When people find out that I am working towards a PhD, a natural follow-up question is about my focus. I find it difficult to answer this query, not least because I'm a US American getting my PhD at a German university, in a department titled Inclusive Education, though my doctorate itself will say psychology, and I actually situate my work somewhere between critical social psychology, migration studies, and sociology of education.

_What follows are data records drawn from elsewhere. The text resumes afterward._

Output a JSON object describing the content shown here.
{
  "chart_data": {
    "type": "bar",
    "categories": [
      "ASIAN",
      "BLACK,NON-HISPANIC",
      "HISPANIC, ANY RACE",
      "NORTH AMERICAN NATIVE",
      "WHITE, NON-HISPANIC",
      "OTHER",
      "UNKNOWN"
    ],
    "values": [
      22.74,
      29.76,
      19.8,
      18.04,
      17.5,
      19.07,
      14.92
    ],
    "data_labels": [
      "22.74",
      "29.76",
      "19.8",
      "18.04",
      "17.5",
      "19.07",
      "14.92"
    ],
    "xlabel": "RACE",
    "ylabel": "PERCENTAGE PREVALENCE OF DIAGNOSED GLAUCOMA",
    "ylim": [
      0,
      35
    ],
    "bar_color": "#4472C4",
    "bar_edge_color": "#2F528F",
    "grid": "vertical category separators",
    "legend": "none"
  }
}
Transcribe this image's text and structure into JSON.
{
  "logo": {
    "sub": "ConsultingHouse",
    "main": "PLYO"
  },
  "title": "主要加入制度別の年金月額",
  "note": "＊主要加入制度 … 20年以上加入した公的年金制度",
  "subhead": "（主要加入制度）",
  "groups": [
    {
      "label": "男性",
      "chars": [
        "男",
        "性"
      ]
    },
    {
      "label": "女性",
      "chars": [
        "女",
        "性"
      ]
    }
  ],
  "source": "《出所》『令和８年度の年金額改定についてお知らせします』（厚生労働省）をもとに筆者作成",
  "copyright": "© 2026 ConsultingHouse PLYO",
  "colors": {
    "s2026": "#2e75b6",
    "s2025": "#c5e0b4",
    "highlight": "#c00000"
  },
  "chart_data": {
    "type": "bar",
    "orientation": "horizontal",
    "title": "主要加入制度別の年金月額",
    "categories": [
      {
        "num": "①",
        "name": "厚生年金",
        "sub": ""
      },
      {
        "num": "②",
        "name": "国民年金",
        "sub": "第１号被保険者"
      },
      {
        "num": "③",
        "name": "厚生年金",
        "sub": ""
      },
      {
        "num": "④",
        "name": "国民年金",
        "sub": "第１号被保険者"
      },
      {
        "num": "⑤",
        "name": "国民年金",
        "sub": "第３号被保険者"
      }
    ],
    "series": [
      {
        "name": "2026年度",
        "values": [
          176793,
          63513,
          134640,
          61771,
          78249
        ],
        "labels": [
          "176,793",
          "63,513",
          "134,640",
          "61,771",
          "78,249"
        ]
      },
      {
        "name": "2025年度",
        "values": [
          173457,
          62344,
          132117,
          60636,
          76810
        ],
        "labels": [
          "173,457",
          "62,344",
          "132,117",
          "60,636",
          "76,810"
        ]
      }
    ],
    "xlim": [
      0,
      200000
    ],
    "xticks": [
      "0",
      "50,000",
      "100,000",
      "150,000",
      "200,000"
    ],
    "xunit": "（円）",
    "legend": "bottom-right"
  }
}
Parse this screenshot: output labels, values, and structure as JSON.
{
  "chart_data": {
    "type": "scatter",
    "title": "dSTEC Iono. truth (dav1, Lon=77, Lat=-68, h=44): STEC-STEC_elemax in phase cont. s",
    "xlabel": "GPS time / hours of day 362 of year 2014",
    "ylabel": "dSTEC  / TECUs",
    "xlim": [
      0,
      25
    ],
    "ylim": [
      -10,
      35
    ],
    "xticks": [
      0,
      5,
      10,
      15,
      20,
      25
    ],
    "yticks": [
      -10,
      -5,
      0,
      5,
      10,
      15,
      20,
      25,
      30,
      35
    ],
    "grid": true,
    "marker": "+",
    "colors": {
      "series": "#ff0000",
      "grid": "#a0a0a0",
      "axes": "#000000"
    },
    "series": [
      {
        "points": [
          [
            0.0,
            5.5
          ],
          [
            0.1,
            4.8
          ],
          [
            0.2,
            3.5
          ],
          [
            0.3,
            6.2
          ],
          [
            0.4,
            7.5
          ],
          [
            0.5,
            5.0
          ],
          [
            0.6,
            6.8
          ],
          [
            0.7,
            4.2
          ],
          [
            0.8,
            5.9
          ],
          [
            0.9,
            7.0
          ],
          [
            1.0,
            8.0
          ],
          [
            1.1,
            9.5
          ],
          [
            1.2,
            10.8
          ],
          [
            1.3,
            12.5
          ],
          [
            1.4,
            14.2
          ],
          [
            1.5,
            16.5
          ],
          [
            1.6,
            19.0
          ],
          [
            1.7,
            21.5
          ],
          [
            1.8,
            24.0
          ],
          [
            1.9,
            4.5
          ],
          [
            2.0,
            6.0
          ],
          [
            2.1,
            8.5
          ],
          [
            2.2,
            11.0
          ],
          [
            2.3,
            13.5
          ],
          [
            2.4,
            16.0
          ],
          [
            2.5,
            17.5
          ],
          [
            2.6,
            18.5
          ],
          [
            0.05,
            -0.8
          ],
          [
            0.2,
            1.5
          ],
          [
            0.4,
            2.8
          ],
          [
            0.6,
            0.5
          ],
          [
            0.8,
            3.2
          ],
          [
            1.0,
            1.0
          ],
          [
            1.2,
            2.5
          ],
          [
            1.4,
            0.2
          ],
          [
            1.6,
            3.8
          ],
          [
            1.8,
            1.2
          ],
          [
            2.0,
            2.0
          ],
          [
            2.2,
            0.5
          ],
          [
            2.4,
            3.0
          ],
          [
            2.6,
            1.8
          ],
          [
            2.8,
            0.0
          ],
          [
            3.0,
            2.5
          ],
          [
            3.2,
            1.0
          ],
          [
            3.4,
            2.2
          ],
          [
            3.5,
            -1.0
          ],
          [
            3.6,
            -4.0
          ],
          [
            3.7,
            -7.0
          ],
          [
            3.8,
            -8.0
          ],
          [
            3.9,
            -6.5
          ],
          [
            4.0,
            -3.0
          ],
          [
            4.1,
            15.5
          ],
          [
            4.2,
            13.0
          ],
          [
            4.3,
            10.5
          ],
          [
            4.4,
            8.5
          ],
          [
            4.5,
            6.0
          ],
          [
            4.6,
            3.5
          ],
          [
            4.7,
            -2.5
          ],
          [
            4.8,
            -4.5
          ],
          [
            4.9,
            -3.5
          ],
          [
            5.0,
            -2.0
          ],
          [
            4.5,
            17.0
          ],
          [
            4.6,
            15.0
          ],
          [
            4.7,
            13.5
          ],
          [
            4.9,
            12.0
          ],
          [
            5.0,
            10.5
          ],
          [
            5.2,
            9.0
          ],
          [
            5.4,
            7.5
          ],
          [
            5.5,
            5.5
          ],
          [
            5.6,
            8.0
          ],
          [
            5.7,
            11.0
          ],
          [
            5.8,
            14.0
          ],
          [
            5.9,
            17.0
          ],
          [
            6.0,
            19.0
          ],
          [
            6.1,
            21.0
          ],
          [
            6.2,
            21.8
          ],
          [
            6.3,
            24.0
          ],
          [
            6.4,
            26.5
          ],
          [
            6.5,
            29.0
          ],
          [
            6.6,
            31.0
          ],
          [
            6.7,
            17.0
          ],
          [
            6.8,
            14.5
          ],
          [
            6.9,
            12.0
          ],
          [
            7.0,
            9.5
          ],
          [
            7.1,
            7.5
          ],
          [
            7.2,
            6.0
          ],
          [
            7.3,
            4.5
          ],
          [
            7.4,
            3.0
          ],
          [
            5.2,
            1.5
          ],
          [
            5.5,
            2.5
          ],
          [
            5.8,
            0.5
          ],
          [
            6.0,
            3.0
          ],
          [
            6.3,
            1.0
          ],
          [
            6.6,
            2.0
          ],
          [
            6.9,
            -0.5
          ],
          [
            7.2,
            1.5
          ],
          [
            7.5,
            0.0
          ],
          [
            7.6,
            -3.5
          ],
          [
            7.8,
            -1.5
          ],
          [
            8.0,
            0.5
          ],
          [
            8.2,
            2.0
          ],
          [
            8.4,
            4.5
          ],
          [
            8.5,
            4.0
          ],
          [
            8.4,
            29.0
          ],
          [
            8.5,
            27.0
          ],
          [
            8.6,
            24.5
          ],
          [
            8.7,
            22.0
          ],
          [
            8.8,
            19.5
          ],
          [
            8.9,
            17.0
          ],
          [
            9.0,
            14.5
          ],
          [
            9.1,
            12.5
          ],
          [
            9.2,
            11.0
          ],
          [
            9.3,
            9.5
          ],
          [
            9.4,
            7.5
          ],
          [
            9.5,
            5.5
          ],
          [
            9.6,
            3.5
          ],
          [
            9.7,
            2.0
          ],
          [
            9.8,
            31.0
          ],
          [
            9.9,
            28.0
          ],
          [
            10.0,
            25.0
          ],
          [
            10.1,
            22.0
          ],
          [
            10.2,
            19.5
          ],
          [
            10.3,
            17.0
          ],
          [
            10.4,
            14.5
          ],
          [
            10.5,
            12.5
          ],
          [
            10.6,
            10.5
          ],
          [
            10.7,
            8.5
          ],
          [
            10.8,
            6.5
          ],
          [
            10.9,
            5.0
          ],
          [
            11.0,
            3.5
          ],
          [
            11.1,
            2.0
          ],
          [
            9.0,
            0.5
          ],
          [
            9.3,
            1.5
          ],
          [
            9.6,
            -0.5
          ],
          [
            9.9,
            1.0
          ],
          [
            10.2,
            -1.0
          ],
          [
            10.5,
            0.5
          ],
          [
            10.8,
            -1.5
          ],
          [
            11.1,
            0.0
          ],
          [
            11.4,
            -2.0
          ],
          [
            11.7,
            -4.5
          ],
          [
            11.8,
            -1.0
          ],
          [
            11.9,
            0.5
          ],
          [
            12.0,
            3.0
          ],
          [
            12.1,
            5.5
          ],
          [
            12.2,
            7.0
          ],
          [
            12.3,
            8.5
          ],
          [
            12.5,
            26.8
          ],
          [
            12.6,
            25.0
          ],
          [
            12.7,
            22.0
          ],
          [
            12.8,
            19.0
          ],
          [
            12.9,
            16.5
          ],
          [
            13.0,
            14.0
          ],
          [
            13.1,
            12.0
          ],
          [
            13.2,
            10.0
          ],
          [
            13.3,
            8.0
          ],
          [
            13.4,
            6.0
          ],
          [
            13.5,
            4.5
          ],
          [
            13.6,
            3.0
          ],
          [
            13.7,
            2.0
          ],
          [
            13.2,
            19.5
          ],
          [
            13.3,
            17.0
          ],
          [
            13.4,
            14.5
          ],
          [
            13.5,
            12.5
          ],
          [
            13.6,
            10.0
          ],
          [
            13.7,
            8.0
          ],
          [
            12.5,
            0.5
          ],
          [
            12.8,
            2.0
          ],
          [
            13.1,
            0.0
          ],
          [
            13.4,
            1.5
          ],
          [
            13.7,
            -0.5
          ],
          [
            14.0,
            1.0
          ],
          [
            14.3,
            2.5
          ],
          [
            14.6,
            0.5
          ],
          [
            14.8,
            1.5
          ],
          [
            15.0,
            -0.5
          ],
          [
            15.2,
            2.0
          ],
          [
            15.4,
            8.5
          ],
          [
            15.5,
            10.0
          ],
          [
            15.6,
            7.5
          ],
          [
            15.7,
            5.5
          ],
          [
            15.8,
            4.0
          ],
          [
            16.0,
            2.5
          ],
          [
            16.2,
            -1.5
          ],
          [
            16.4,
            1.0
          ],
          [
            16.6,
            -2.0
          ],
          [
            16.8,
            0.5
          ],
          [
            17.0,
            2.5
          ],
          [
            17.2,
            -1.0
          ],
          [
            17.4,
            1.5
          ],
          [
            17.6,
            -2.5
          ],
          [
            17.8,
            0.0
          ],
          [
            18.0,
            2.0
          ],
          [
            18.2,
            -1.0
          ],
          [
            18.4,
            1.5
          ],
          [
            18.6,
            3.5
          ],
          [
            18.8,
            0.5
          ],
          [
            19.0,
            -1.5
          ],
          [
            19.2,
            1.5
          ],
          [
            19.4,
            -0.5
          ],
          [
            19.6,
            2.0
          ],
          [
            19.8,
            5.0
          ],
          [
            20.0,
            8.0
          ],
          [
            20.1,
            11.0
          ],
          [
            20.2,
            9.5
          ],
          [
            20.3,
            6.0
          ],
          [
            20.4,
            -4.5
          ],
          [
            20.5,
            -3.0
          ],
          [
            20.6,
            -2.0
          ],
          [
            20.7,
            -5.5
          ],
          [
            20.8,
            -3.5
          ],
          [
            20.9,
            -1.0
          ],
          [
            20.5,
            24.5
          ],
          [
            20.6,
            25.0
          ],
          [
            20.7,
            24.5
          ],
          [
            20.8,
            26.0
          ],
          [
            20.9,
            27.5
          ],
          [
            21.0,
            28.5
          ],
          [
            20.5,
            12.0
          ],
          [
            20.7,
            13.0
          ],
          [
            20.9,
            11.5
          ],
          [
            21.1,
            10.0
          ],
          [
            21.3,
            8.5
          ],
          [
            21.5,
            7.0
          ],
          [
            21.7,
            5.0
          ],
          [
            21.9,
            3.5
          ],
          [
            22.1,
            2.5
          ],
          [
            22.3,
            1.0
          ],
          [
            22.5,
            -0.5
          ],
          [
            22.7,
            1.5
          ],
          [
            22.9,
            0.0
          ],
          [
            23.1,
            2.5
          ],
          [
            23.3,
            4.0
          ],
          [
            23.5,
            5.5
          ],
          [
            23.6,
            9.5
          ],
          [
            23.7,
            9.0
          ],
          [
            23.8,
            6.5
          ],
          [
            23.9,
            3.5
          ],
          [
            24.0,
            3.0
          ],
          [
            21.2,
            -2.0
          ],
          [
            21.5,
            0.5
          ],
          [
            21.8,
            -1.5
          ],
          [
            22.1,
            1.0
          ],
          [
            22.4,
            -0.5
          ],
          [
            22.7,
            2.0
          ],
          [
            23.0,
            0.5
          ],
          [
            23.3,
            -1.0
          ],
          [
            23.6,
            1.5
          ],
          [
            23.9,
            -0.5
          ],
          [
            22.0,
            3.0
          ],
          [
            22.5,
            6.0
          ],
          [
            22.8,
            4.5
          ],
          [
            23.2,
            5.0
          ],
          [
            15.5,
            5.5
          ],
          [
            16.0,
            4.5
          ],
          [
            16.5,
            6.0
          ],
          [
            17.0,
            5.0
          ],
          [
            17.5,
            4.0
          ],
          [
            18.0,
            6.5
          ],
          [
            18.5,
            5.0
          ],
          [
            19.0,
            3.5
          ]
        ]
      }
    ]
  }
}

These complexities can be waded through, however, depending on time and level of interest. What I find more difficult is negotiating the conversation around my work itself. How I frame my research varies wildly, often based on my own assumptions about my interlocutor's politics, prejudices, life experience, and my own energy level. Am I prepared to be mansplained by yet another white German dude about why national identity is different in Germany because (the following is an estimate of the roughly hundred different ways I've been told this), "immigration is very new in Germany and people aren't used to diversity the same way they are in the US", after I have just said that I focus on national identity and Islamophobia in contemporary Germany? Am I ready for yet another assumption of white solidarity and an encouraging, "oh that's great you're doing research on that, there are so many problems with getting them to integrate," after I've just said I focus on migration and identity? Which version of my life story do I want to offer when I am inevitably asked the seemingly innocuous, "why on earth is someone from New Mexico researching discrimination in Germany?" Yes, why indeed.
So, to allow myself space to work through these and other questions as I do this work and have these conversations, I have decided to once again start blogging. At least this way all the versions of my answers will at some point be available for public consumption. Perhaps I'll just start handing people a card with a link when things get tense, as they invariably seem to.